Neoantigen × AI
Daily research signal
Glossary · concept

Pan-allele model

An HLA predictor that generalizes across alleles — including rare ones never measured — by learning from the HLA molecule's own sequence rather than training a separate model per allele.

There are thousands of HLA alleles, and only a minority have enough experimental binding data to train a dedicated, allele-specific model. A pan-allele (or pan-specific) model sidesteps this by feeding the predictor a representation of the HLA molecule itself — NetMHCpan encodes each class I allele as a 34–37-residue "pseudosequence" drawn from the positions lining the peptide-binding groove. The model learns the general relationship between HLA sequence, peptide, and binding, so it can make predictions for an allele it has never seen, as long as related alleles were in training.

This is the design philosophy behind NetMHCpan and pan-allele tools like MHCflurry.
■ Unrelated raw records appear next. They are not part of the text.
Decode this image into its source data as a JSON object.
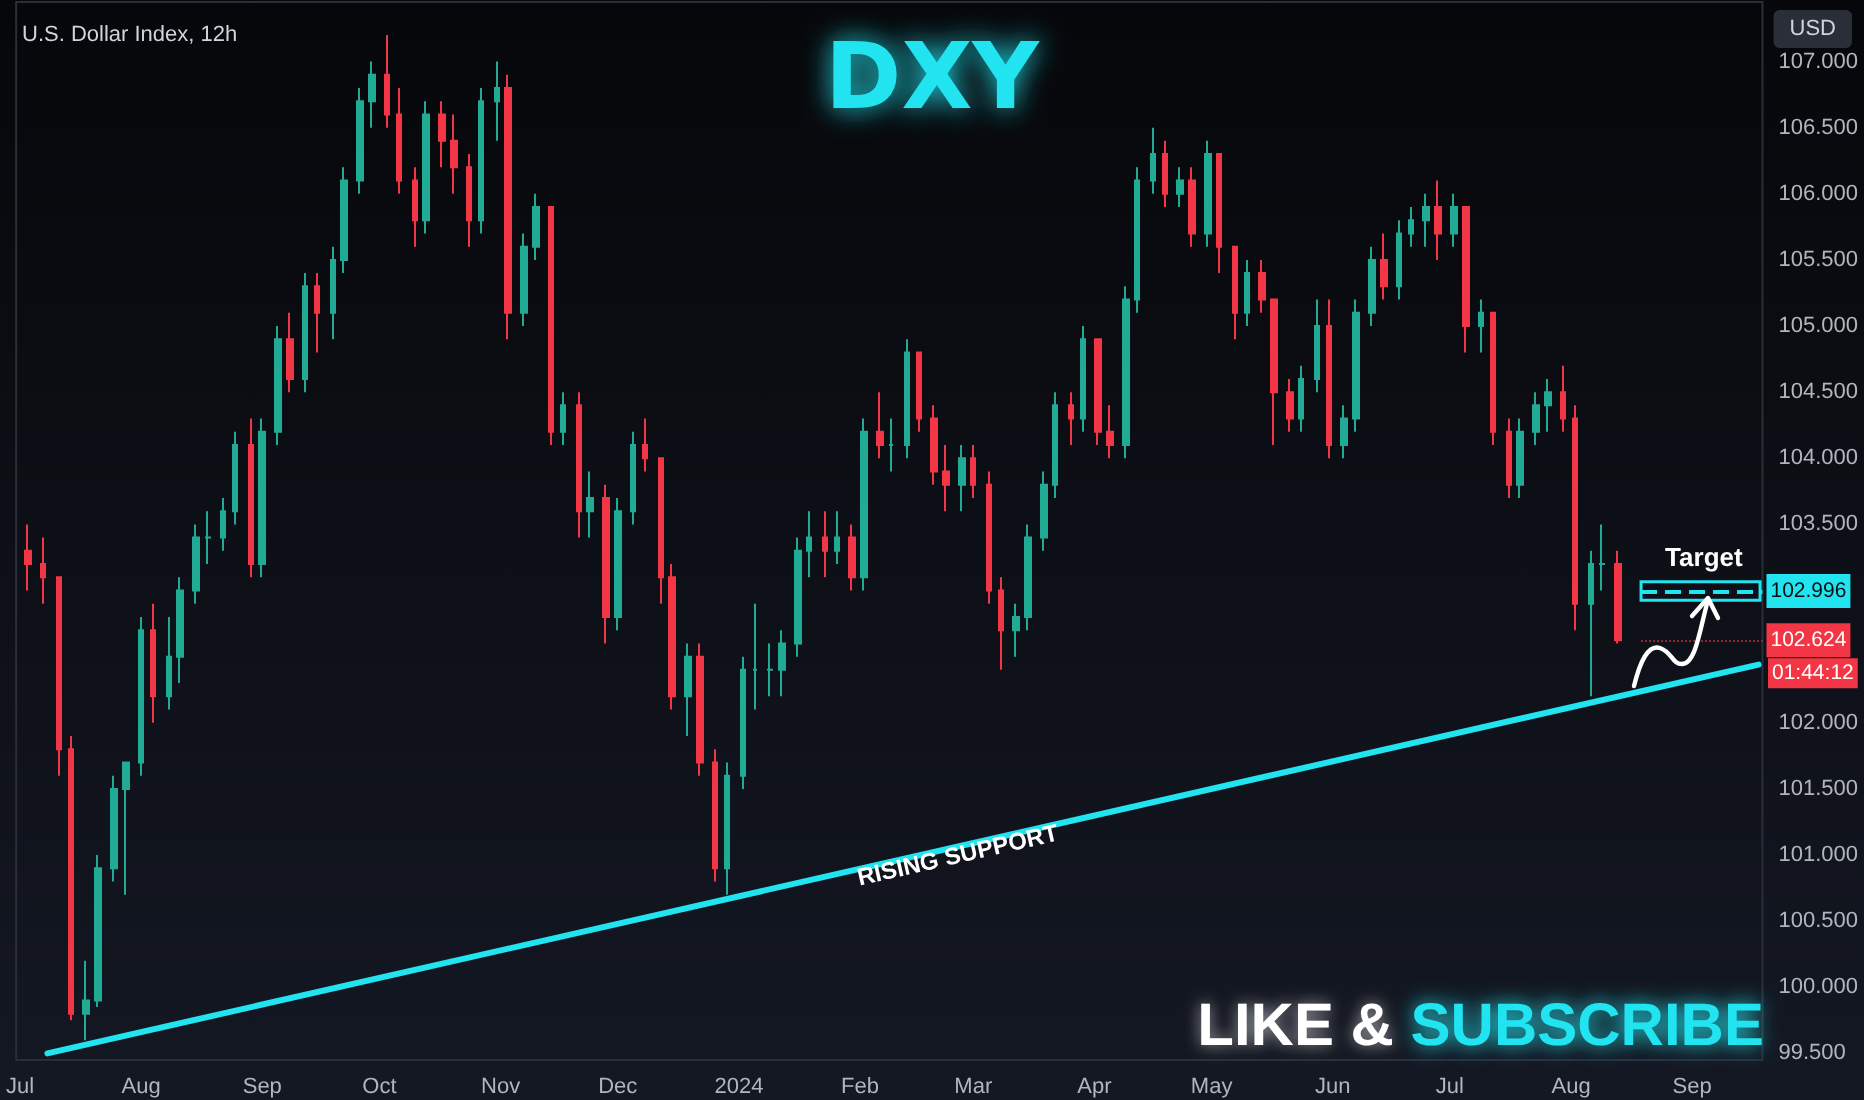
{
  "chart_data": {
    "type": "candlestick",
    "title": "DXY",
    "subtitle": "U.S. Dollar Index, 12h",
    "colors": [
      "#f23645",
      "#f23645",
      "#f23645",
      "#f23645",
      "#22ab94",
      "#22ab94",
      "#22ab94",
      "#22ab94",
      "#22ab94",
      "#f23645",
      "#22ab94",
      "#22ab94",
      "#22ab94",
      "#22ab94",
      "#22ab94",
      "#22ab94",
      "#f23645",
      "#22ab94",
      "#22ab94",
      "#f23645",
      "#22ab94",
      "#f23645",
      "#22ab94",
      "#22ab94",
      "#22ab94",
      "#22ab94",
      "#f23645",
      "#f23645",
      "#f23645",
      "#22ab94",
      "#f23645",
      "#f23645",
      "#f23645",
      "#22ab94",
      "#22ab94",
      "#f23645",
      "#22ab94",
      "#22ab94",
      "#f23645",
      "#22ab94",
      "#f23645",
      "#22ab94",
      "#f23645",
      "#22ab94",
      "#22ab94",
      "#f23645",
      "#f23645",
      "#f23645",
      "#22ab94",
      "#f23645",
      "#f23645",
      "#22ab94",
      "#22ab94",
      "#22ab94",
      "#22ab94",
      "#22ab94",
      "#22ab94",
      "#22ab94",
      "#f23645",
      "#22ab94",
      "#f23645",
      "#22ab94",
      "#f23645",
      "#22ab94",
      "#22ab94",
      "#f23645",
      "#f23645",
      "#f23645",
      "#22ab94",
      "#f23645",
      "#f23645",
      "#f23645",
      "#22ab94",
      "#22ab94",
      "#22ab94",
      "#22ab94",
      "#f23645",
      "#22ab94",
      "#f23645",
      "#f23645",
      "#22ab94",
      "#22ab94",
      "#22ab94",
      "#f23645",
      "#22ab94",
      "#f23645",
      "#22ab94",
      "#f23645",
      "#f23645",
      "#22ab94",
      "#f23645",
      "#f23645",
      "#f23645",
      "#22ab94",
      "#22ab94",
      "#f23645",
      "#22ab94",
      "#22ab94",
      "#22ab94",
      "#f23645",
      "#22ab94",
      "#22ab94",
      "#22ab94",
      "#f23645",
      "#22ab94",
      "#f23645",
      "#22ab94",
      "#f23645",
      "#f23645",
      "#22ab94",
      "#22ab94",
      "#22ab94",
      "#f23645",
      "#f23645",
      "#22ab94",
      "#22ab94",
      "#f23645"
    ],
    "x": [
      "2023-07-03",
      "2023-07-07",
      "2023-07-11",
      "2023-07-14",
      "2023-07-18",
      "2023-07-21",
      "2023-07-25",
      "2023-07-28",
      "2023-08-01",
      "2023-08-04",
      "2023-08-08",
      "2023-08-11",
      "2023-08-15",
      "2023-08-18",
      "2023-08-22",
      "2023-08-25",
      "2023-08-29",
      "2023-09-01",
      "2023-09-05",
      "2023-09-08",
      "2023-09-12",
      "2023-09-15",
      "2023-09-19",
      "2023-09-22",
      "2023-09-26",
      "2023-09-29",
      "2023-10-03",
      "2023-10-06",
      "2023-10-10",
      "2023-10-13",
      "2023-10-17",
      "2023-10-20",
      "2023-10-24",
      "2023-10-27",
      "2023-10-31",
      "2023-11-03",
      "2023-11-07",
      "2023-11-10",
      "2023-11-14",
      "2023-11-17",
      "2023-11-21",
      "2023-11-24",
      "2023-11-28",
      "2023-12-01",
      "2023-12-05",
      "2023-12-08",
      "2023-12-12",
      "2023-12-15",
      "2023-12-19",
      "2023-12-22",
      "2023-12-26",
      "2023-12-29",
      "2024-01-02",
      "2024-01-05",
      "2024-01-09",
      "2024-01-12",
      "2024-01-16",
      "2024-01-19",
      "2024-01-23",
      "2024-01-26",
      "2024-01-30",
      "2024-02-02",
      "2024-02-06",
      "2024-02-09",
      "2024-02-13",
      "2024-02-16",
      "2024-02-20",
      "2024-02-23",
      "2024-02-27",
      "2024-03-01",
      "2024-03-05",
      "2024-03-08",
      "2024-03-12",
      "2024-03-15",
      "2024-03-19",
      "2024-03-22",
      "2024-03-26",
      "2024-03-29",
      "2024-04-02",
      "2024-04-05",
      "2024-04-09",
      "2024-04-12",
      "2024-04-16",
      "2024-04-19",
      "2024-04-23",
      "2024-04-26",
      "2024-04-30",
      "2024-05-03",
      "2024-05-07",
      "2024-05-10",
      "2024-05-14",
      "2024-05-17",
      "2024-05-21",
      "2024-05-24",
      "2024-05-28",
      "2024-05-31",
      "2024-06-04",
      "2024-06-07",
      "2024-06-11",
      "2024-06-14",
      "2024-06-18",
      "2024-06-21",
      "2024-06-25",
      "2024-06-28",
      "2024-07-02",
      "2024-07-05",
      "2024-07-09",
      "2024-07-12",
      "2024-07-16",
      "2024-07-19",
      "2024-07-23",
      "2024-07-26",
      "2024-07-30",
      "2024-08-02",
      "2024-08-06",
      "2024-08-09",
      "2024-08-13"
    ],
    "ohlc": [
      [
        103.3,
        103.5,
        103.0,
        103.2
      ],
      [
        103.2,
        103.4,
        102.9,
        103.1
      ],
      [
        103.1,
        103.1,
        101.6,
        101.8
      ],
      [
        101.8,
        101.9,
        99.75,
        99.8
      ],
      [
        99.8,
        100.2,
        99.6,
        99.9
      ],
      [
        99.9,
        101.0,
        99.85,
        100.9
      ],
      [
        100.9,
        101.6,
        100.8,
        101.5
      ],
      [
        101.5,
        101.7,
        100.7,
        101.7
      ],
      [
        101.7,
        102.8,
        101.6,
        102.7
      ],
      [
        102.7,
        102.9,
        102.0,
        102.2
      ],
      [
        102.2,
        102.8,
        102.1,
        102.5
      ],
      [
        102.5,
        103.1,
        102.3,
        103.0
      ],
      [
        103.0,
        103.5,
        102.9,
        103.4
      ],
      [
        103.4,
        103.6,
        103.2,
        103.4
      ],
      [
        103.4,
        103.7,
        103.3,
        103.6
      ],
      [
        103.6,
        104.2,
        103.5,
        104.1
      ],
      [
        104.1,
        104.3,
        103.1,
        103.2
      ],
      [
        103.2,
        104.3,
        103.1,
        104.2
      ],
      [
        104.2,
        105.0,
        104.1,
        104.9
      ],
      [
        104.9,
        105.1,
        104.5,
        104.6
      ],
      [
        104.6,
        105.4,
        104.5,
        105.3
      ],
      [
        105.3,
        105.4,
        104.8,
        105.1
      ],
      [
        105.1,
        105.6,
        104.9,
        105.5
      ],
      [
        105.5,
        106.2,
        105.4,
        106.1
      ],
      [
        106.1,
        106.8,
        106.0,
        106.7
      ],
      [
        106.7,
        107.0,
        106.5,
        106.9
      ],
      [
        106.9,
        107.2,
        106.5,
        106.6
      ],
      [
        106.6,
        106.8,
        106.0,
        106.1
      ],
      [
        106.1,
        106.2,
        105.6,
        105.8
      ],
      [
        105.8,
        106.7,
        105.7,
        106.6
      ],
      [
        106.6,
        106.7,
        106.2,
        106.4
      ],
      [
        106.4,
        106.6,
        106.0,
        106.2
      ],
      [
        106.2,
        106.3,
        105.6,
        105.8
      ],
      [
        105.8,
        106.8,
        105.7,
        106.7
      ],
      [
        106.7,
        107.0,
        106.4,
        106.8
      ],
      [
        106.8,
        106.9,
        104.9,
        105.1
      ],
      [
        105.1,
        105.7,
        105.0,
        105.6
      ],
      [
        105.6,
        106.0,
        105.5,
        105.9
      ],
      [
        105.9,
        105.9,
        104.1,
        104.2
      ],
      [
        104.2,
        104.5,
        104.1,
        104.4
      ],
      [
        104.4,
        104.5,
        103.4,
        103.6
      ],
      [
        103.6,
        103.9,
        103.4,
        103.7
      ],
      [
        103.7,
        103.8,
        102.6,
        102.8
      ],
      [
        102.8,
        103.7,
        102.7,
        103.6
      ],
      [
        103.6,
        104.2,
        103.5,
        104.1
      ],
      [
        104.1,
        104.3,
        103.9,
        104.0
      ],
      [
        104.0,
        104.0,
        102.9,
        103.1
      ],
      [
        103.1,
        103.2,
        102.1,
        102.2
      ],
      [
        102.2,
        102.6,
        101.9,
        102.5
      ],
      [
        102.5,
        102.6,
        101.6,
        101.7
      ],
      [
        101.7,
        101.8,
        100.8,
        100.9
      ],
      [
        100.9,
        101.7,
        100.7,
        101.6
      ],
      [
        101.6,
        102.5,
        101.5,
        102.4
      ],
      [
        102.4,
        102.9,
        102.1,
        102.4
      ],
      [
        102.4,
        102.6,
        102.2,
        102.4
      ],
      [
        102.4,
        102.7,
        102.2,
        102.6
      ],
      [
        102.6,
        103.4,
        102.5,
        103.3
      ],
      [
        103.3,
        103.6,
        103.1,
        103.4
      ],
      [
        103.4,
        103.6,
        103.1,
        103.3
      ],
      [
        103.3,
        103.6,
        103.2,
        103.4
      ],
      [
        103.4,
        103.5,
        103.0,
        103.1
      ],
      [
        103.1,
        104.3,
        103.0,
        104.2
      ],
      [
        104.2,
        104.5,
        104.0,
        104.1
      ],
      [
        104.1,
        104.3,
        103.9,
        104.1
      ],
      [
        104.1,
        104.9,
        104.0,
        104.8
      ],
      [
        104.8,
        104.8,
        104.2,
        104.3
      ],
      [
        104.3,
        104.4,
        103.8,
        103.9
      ],
      [
        103.9,
        104.1,
        103.6,
        103.8
      ],
      [
        103.8,
        104.1,
        103.6,
        104.0
      ],
      [
        104.0,
        104.1,
        103.7,
        103.8
      ],
      [
        103.8,
        103.9,
        102.9,
        103.0
      ],
      [
        103.0,
        103.1,
        102.4,
        102.7
      ],
      [
        102.7,
        102.9,
        102.5,
        102.8
      ],
      [
        102.8,
        103.5,
        102.7,
        103.4
      ],
      [
        103.4,
        103.9,
        103.3,
        103.8
      ],
      [
        103.8,
        104.5,
        103.7,
        104.4
      ],
      [
        104.4,
        104.5,
        104.1,
        104.3
      ],
      [
        104.3,
        105.0,
        104.2,
        104.9
      ],
      [
        104.9,
        104.9,
        104.1,
        104.2
      ],
      [
        104.2,
        104.4,
        104.0,
        104.1
      ],
      [
        104.1,
        105.3,
        104.0,
        105.2
      ],
      [
        105.2,
        106.2,
        105.1,
        106.1
      ],
      [
        106.1,
        106.5,
        106.0,
        106.3
      ],
      [
        106.3,
        106.4,
        105.9,
        106.0
      ],
      [
        106.0,
        106.2,
        105.9,
        106.1
      ],
      [
        106.1,
        106.2,
        105.6,
        105.7
      ],
      [
        105.7,
        106.4,
        105.6,
        106.3
      ],
      [
        106.3,
        106.3,
        105.4,
        105.6
      ],
      [
        105.6,
        105.6,
        104.9,
        105.1
      ],
      [
        105.1,
        105.5,
        105.0,
        105.4
      ],
      [
        105.4,
        105.5,
        105.1,
        105.2
      ],
      [
        105.2,
        105.2,
        104.1,
        104.5
      ],
      [
        104.5,
        104.6,
        104.2,
        104.3
      ],
      [
        104.3,
        104.7,
        104.2,
        104.6
      ],
      [
        104.6,
        105.2,
        104.5,
        105.0
      ],
      [
        105.0,
        105.2,
        104.0,
        104.1
      ],
      [
        104.1,
        104.4,
        104.0,
        104.3
      ],
      [
        104.3,
        105.2,
        104.2,
        105.1
      ],
      [
        105.1,
        105.6,
        105.0,
        105.5
      ],
      [
        105.5,
        105.7,
        105.2,
        105.3
      ],
      [
        105.3,
        105.8,
        105.2,
        105.7
      ],
      [
        105.7,
        105.9,
        105.6,
        105.8
      ],
      [
        105.8,
        106.0,
        105.6,
        105.9
      ],
      [
        105.9,
        106.1,
        105.5,
        105.7
      ],
      [
        105.7,
        106.0,
        105.6,
        105.9
      ],
      [
        105.9,
        105.9,
        104.8,
        105.0
      ],
      [
        105.0,
        105.2,
        104.8,
        105.1
      ],
      [
        105.1,
        105.1,
        104.1,
        104.2
      ],
      [
        104.2,
        104.3,
        103.7,
        103.8
      ],
      [
        103.8,
        104.3,
        103.7,
        104.2
      ],
      [
        104.2,
        104.5,
        104.1,
        104.4
      ],
      [
        104.4,
        104.6,
        104.2,
        104.5
      ],
      [
        104.5,
        104.7,
        104.2,
        104.3
      ],
      [
        104.3,
        104.4,
        102.7,
        102.9
      ],
      [
        102.9,
        103.3,
        102.2,
        103.2
      ],
      [
        103.2,
        103.5,
        103.0,
        103.2
      ],
      [
        103.2,
        103.3,
        102.6,
        102.624
      ]
    ],
    "series": [
      {
        "type": "line",
        "color": "#22e4f0",
        "x": [
          "2023-07-08",
          "2024-09-18"
        ],
        "values": [
          99.5,
          102.44
        ]
      }
    ],
    "xlim": [
      "2023-06-30",
      "2024-09-19"
    ],
    "xticks": [
      {
        "value": "2023-07-01",
        "label": "Jul"
      },
      {
        "value": "2023-08-01",
        "label": "Aug"
      },
      {
        "value": "2023-09-01",
        "label": "Sep"
      },
      {
        "value": "2023-10-01",
        "label": "Oct"
      },
      {
        "value": "2023-11-01",
        "label": "Nov"
      },
      {
        "value": "2023-12-01",
        "label": "Dec"
      },
      {
        "value": "2024-01-01",
        "label": "2024"
      },
      {
        "value": "2024-02-01",
        "label": "Feb"
      },
      {
        "value": "2024-03-01",
        "label": "Mar"
      },
      {
        "value": "2024-04-01",
        "label": "Apr"
      },
      {
        "value": "2024-05-01",
        "label": "May"
      },
      {
        "value": "2024-06-01",
        "label": "Jun"
      },
      {
        "value": "2024-07-01",
        "label": "Jul"
      },
      {
        "value": "2024-08-01",
        "label": "Aug"
      },
      {
        "value": "2024-09-01",
        "label": "Sep"
      }
    ],
    "ylim": [
      99.45,
      107.45
    ],
    "yticks": [
      {
        "value": 99.5,
        "label": "99.500"
      },
      {
        "value": 100,
        "label": "100.000"
      },
      {
        "value": 100.5,
        "label": "100.500"
      },
      {
        "value": 101,
        "label": "101.000"
      },
      {
        "value": 101.5,
        "label": "101.500"
      },
      {
        "value": 102,
        "label": "102.000"
      },
      {
        "value": 103.5,
        "label": "103.500"
      },
      {
        "value": 104,
        "label": "104.000"
      },
      {
        "value": 104.5,
        "label": "104.500"
      },
      {
        "value": 105,
        "label": "105.000"
      },
      {
        "value": 105.5,
        "label": "105.500"
      },
      {
        "value": 106,
        "label": "106.000"
      },
      {
        "value": 106.5,
        "label": "106.500"
      },
      {
        "value": 107,
        "label": "107.000"
      }
    ],
    "ref_lines": [
      {
        "axis": "y",
        "value": 102.996,
        "label": "102.996",
        "color": "#22e4f0",
        "line_style": "dashed"
      },
      {
        "axis": "y",
        "value": 102.624,
        "label": "102.624",
        "color": "#f23645",
        "line_style": "dotted"
      }
    ],
    "annotations": [
      {
        "text": "RISING SUPPORT",
        "x": "2024-02-26",
        "y": 101.0
      },
      "LIKE & SUBSCRIBE",
      "USD",
      "01:44:12",
      {
        "text": "Target",
        "x": "2024-09-04",
        "y": 102.996
      }
    ],
    "grid": false
  }
}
The payoff is coverage: predictions for any HLA of known sequence, including rare alleles common in non-European populations that allele-specific methods simply can't serve. The caveat is graceful, not free — accuracy is highest when the query allele resembles well-characterized training alleles and degrades for sequence-distant ones, and independent work has flagged reduced performance on alleles from underrepresented ancestries.

So what for investors: pan-allele prediction is what makes population-scale and equitable neoantigen design feasible — a personalized vaccine has to work across patients' diverse HLA types, not just the handful of common alleles. It is also a fairness and addressable-market issue: methods that falter on non-European alleles narrow who a therapy can serve. When evaluating a platform, ask how it handles rare and non-European HLA alleles and whether it has validated performance there, rather than assuming uniform accuracy across the allele space.

Learn more
What makes a model "pan-allele"?

Instead of training a separate predictor for each HLA allele, a pan-allele model learns from a sequence representation of the HLA molecule itself (for NetMHCpan, a pseudosequence of the binding-groove residues). This lets it predict binding for any HLA of known sequence, including alleles with little or no experimental data.

Why does pan-allele prediction matter for HLA diversity and equity?

HLA is extremely polymorphic and allele frequencies vary by ancestry. Allele-specific models only cover well-studied (often European-skewed) alleles, so pan-allele models are essential to predict for rare and non-European alleles — making neoantigen design work across diverse patient populations rather than a narrow subset.

Are pan-allele predictions equally accurate for all alleles?

No. Accuracy is best when the query allele is similar to well-characterized alleles in the training data and degrades for sequence-distant or poorly represented alleles. Independent evaluations have reported reduced performance on non-European alleles absent from training, so per-allele validation matters.